What does it tell us?

We can see clearly that the Gaussian naive Bayes model does not perform well (at least with the given set of parameters). The logistic regression model is biased due to the class imbalance and performs poorly on precision and recall for positive cases. We see that it performs better when the upsampling is applied to the training data, but it still doesn’t reach performance similar to either of the ensemble methods represented by the random forest and gradient boosting models.

The visualization is hinting at ensemble methods performing better but can we better distinguish between which family of ensemble methods is better — bagging or boosting? This could be done by editing the config.py file to incorporate extra-trees and AdaBoost classifiers.

The initial diagnostics also help inform us of how to allocate our time moving forward, i.e. looking into the decision trees for feature importance and then moving on to more exhaustive hyperparameter tuning within these algorithms.
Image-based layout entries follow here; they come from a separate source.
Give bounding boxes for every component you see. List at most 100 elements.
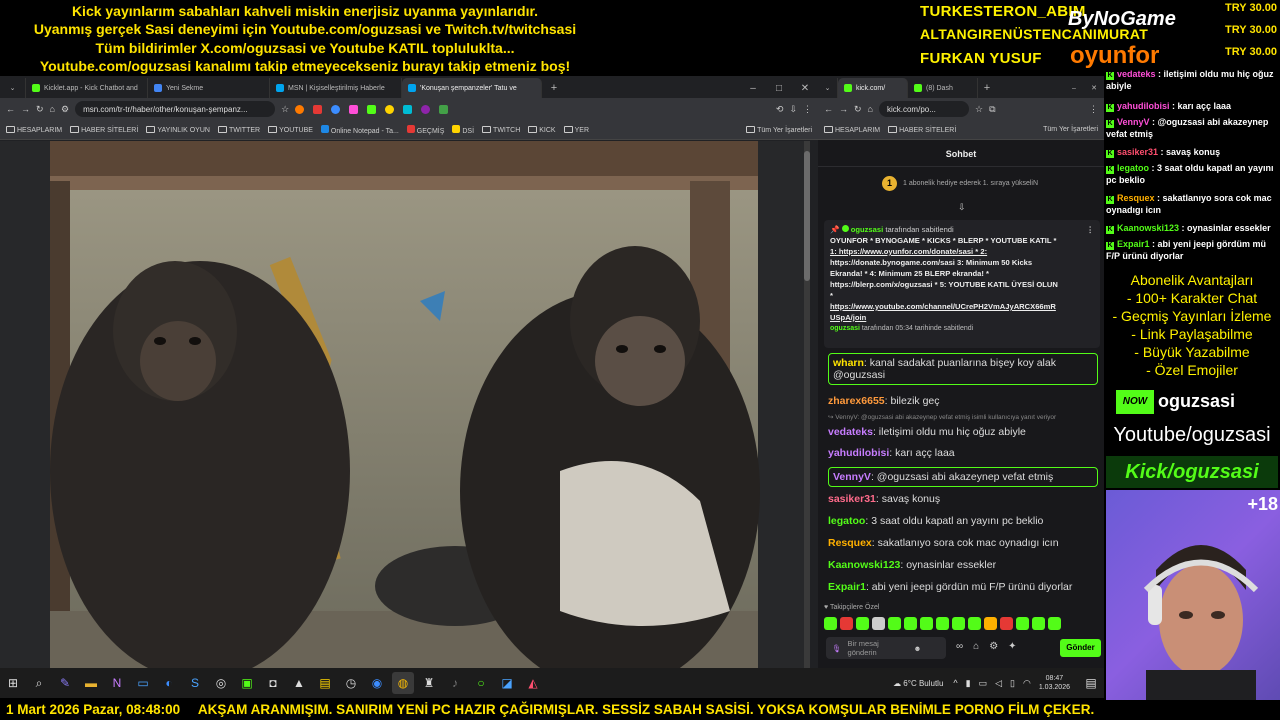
chat-message[interactable]: sasiker31: savaş konuş — [828, 493, 1098, 505]
gift-icon[interactable]: ⌂ — [973, 641, 979, 652]
chat-message[interactable]: Kaanowski123: oynasinlar essekler — [828, 559, 1098, 571]
battery-icon[interactable]: ▯ — [1010, 678, 1015, 689]
app-icon[interactable]: ○ — [470, 672, 492, 694]
pen-icon[interactable]: ✎ — [54, 672, 76, 694]
tab-search-button[interactable]: ⌄ — [0, 78, 26, 98]
skype-icon[interactable]: S — [184, 672, 206, 694]
app-icon[interactable]: ♜ — [418, 672, 440, 694]
left-tab-3[interactable]: MSN | Kişiselleştirilmiş Haberle — [270, 78, 402, 98]
weather-widget[interactable]: ☁ 6°C Bulutlu — [893, 679, 943, 688]
all-bookmarks[interactable]: Tüm Yer İşaretleri — [746, 125, 812, 134]
bookmark-haber[interactable]: HABER SİTELERİ — [888, 125, 956, 134]
bookmark-twitter[interactable]: TWITTER — [217, 125, 260, 134]
bookmark-yayinlik[interactable]: YAYINLIK OYUN — [146, 125, 210, 134]
right-tab-2[interactable]: (8) Dash — [908, 78, 978, 98]
music-icon[interactable]: ♪ — [444, 672, 466, 694]
emote-icon[interactable] — [872, 617, 885, 630]
pinned-link[interactable]: 1: https://www.oyunfor.com/donate/sasi *… — [830, 246, 1094, 257]
bookmark-youtube[interactable]: YOUTUBE — [268, 125, 313, 134]
infinity-icon[interactable]: ∞ — [956, 641, 963, 652]
back-icon[interactable]: ← — [824, 104, 833, 114]
microphone-icon[interactable]: 🎙 — [832, 644, 842, 653]
chevron-up-icon[interactable]: ^ — [953, 678, 957, 689]
chat-message[interactable]: wharn: kanal sadakat puanlarına bişey ko… — [828, 353, 1098, 385]
new-tab-button[interactable]: + — [978, 78, 996, 98]
all-bookmarks[interactable]: Tüm Yer İşaretleri — [1043, 126, 1098, 133]
chat-username[interactable]: vedateks — [828, 426, 873, 438]
pinned-link[interactable]: https://www.youtube.com/channel/UCrePH2V… — [830, 301, 1094, 312]
emote-icon[interactable] — [1016, 617, 1029, 630]
photos-icon[interactable]: ◪ — [496, 672, 518, 694]
camera-icon[interactable]: ◘ — [262, 672, 284, 694]
emote-icon[interactable] — [840, 617, 853, 630]
emote-icon[interactable] — [968, 617, 981, 630]
emote-icon[interactable] — [904, 617, 917, 630]
chat-message[interactable]: yahudilobisi: karı açç laaa — [828, 447, 1098, 459]
menu-icon[interactable]: ⋮ — [1089, 104, 1098, 115]
bookmark-dsi[interactable]: DSİ — [452, 124, 474, 135]
chat-username[interactable]: legatoo — [828, 515, 865, 527]
gift-leaderboard[interactable]: 1 1 abonelik hediye ederek 1. sıraya yük… — [882, 176, 1038, 191]
bookmark-notepad[interactable]: Online Notepad - Ta... — [320, 124, 399, 135]
chat-username[interactable]: yahudilobisi — [828, 447, 889, 459]
reply-reference[interactable]: ↪ VennyV: @oguzsasi abi akazeynep vefat … — [828, 413, 1098, 421]
chat-username[interactable]: wharn — [833, 357, 864, 369]
bookmark-haber[interactable]: HABER SİTELERİ — [70, 125, 138, 134]
tab-search-button[interactable]: ⌄ — [818, 78, 838, 98]
onenote-icon[interactable]: N — [106, 672, 128, 694]
mic-icon[interactable]: ▮ — [966, 678, 971, 689]
close-button[interactable]: ✕ — [792, 78, 818, 98]
reload-icon[interactable]: ↻ — [854, 104, 862, 115]
bookmark-hesaplarim[interactable]: HESAPLARIM — [6, 125, 62, 134]
bookmark-star-icon[interactable]: ☆ — [281, 104, 289, 115]
pinned-link[interactable]: https://donate.bynogame.com/sasi 3: Mini… — [830, 257, 1094, 268]
home-icon[interactable]: ⌂ — [50, 104, 55, 114]
monitor-icon[interactable]: ▭ — [132, 672, 154, 694]
send-button[interactable]: Gönder — [1060, 639, 1101, 657]
pinned-link[interactable]: https://blerp.com/x/oguzsasi * 5: YOUTUB… — [830, 279, 1094, 290]
emote-icon[interactable] — [1032, 617, 1045, 630]
minimize-button[interactable]: – — [1064, 78, 1084, 98]
emote-icon[interactable] — [952, 617, 965, 630]
bookmark-hesaplarim[interactable]: HESAPLARIM — [824, 125, 880, 134]
chat-message[interactable]: Expair1: abi yeni jeepi gördün mü F/P ür… — [828, 581, 1098, 593]
back-icon[interactable]: ← — [6, 104, 15, 114]
forward-icon[interactable]: → — [21, 104, 30, 114]
settings-icon[interactable]: ⚙ — [989, 641, 998, 652]
home-icon[interactable]: ⌂ — [868, 104, 873, 114]
edge-icon[interactable]: ◐ — [158, 672, 180, 694]
xbox-icon[interactable]: ◎ — [210, 672, 232, 694]
notes-icon[interactable]: ▤ — [314, 672, 336, 694]
emote-icon[interactable] — [1048, 617, 1061, 630]
emote-icon[interactable] — [1000, 617, 1013, 630]
new-tab-button[interactable]: + — [542, 78, 566, 98]
site-info-icon[interactable]: ⚙ — [61, 104, 69, 115]
extension-icon[interactable] — [313, 104, 323, 114]
bookmark-kick[interactable]: KICK — [528, 125, 556, 134]
left-tab-2[interactable]: Yeni Sekme — [148, 78, 270, 98]
address-bar[interactable]: kick.com/po... — [878, 101, 969, 117]
left-tab-1[interactable]: Kicklet.app - Kick Chatbot and — [26, 78, 148, 98]
extension-icon[interactable] — [421, 104, 431, 114]
right-tab-1[interactable]: kick.com/ — [838, 78, 908, 98]
extension-icon[interactable] — [367, 104, 377, 114]
chat-message[interactable]: zharex6655: bilezik geç — [828, 395, 1098, 407]
chat-message[interactable]: Resquex: sakatlanıyo sora cok mac oynadı… — [828, 537, 1098, 549]
reload-icon[interactable]: ↻ — [36, 104, 44, 115]
address-bar[interactable]: msn.com/tr-tr/haber/other/konuşan-şempan… — [75, 101, 276, 117]
extension-icon[interactable] — [439, 104, 449, 114]
menu-icon[interactable]: ⋮ — [803, 104, 812, 115]
clock[interactable]: 08:47 1.03.2026 — [1039, 674, 1070, 692]
download-icon[interactable]: ⇩ — [789, 104, 797, 115]
chat-username[interactable]: sasiker31 — [828, 493, 876, 505]
emote-icon[interactable] — [984, 617, 997, 630]
extension-icon[interactable] — [331, 104, 341, 114]
chat-username[interactable]: zharex6655 — [828, 395, 885, 407]
chat-message[interactable]: VennyV: @oguzsasi abi akazeynep vefat et… — [828, 467, 1098, 487]
history-icon[interactable]: ⟲ — [776, 104, 784, 115]
more-icon[interactable]: ⋮ — [1086, 224, 1094, 235]
emote-icon[interactable] — [936, 617, 949, 630]
bookmark-star-icon[interactable]: ☆ — [975, 104, 983, 115]
chat-input[interactable]: 🎙 Bir mesaj gönderin ☻ — [826, 637, 946, 659]
emote-icon[interactable] — [888, 617, 901, 630]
Machine learning is an iterative exploratory process, so we’d likely be going back and forth between all three stages of the Model Selection Triple.

Next Steps

If you’re interested in what’s going on under the hood for the process_data.py and app.py files, then I encourage you to check out the github repo!

If you have any issues and/or ideas to make the tool more effective, then please open an issue. Happy coding!

[1] Kumar, Arun & McCann, Robert & Naughton, Jeffrey & Patel, Jignesh. Model Selection Management Systems: The Next Frontier of Advanced Analytics (2016), ACM SIGMOD Record. 44. 17–22. 10.1145/2935694.2935698.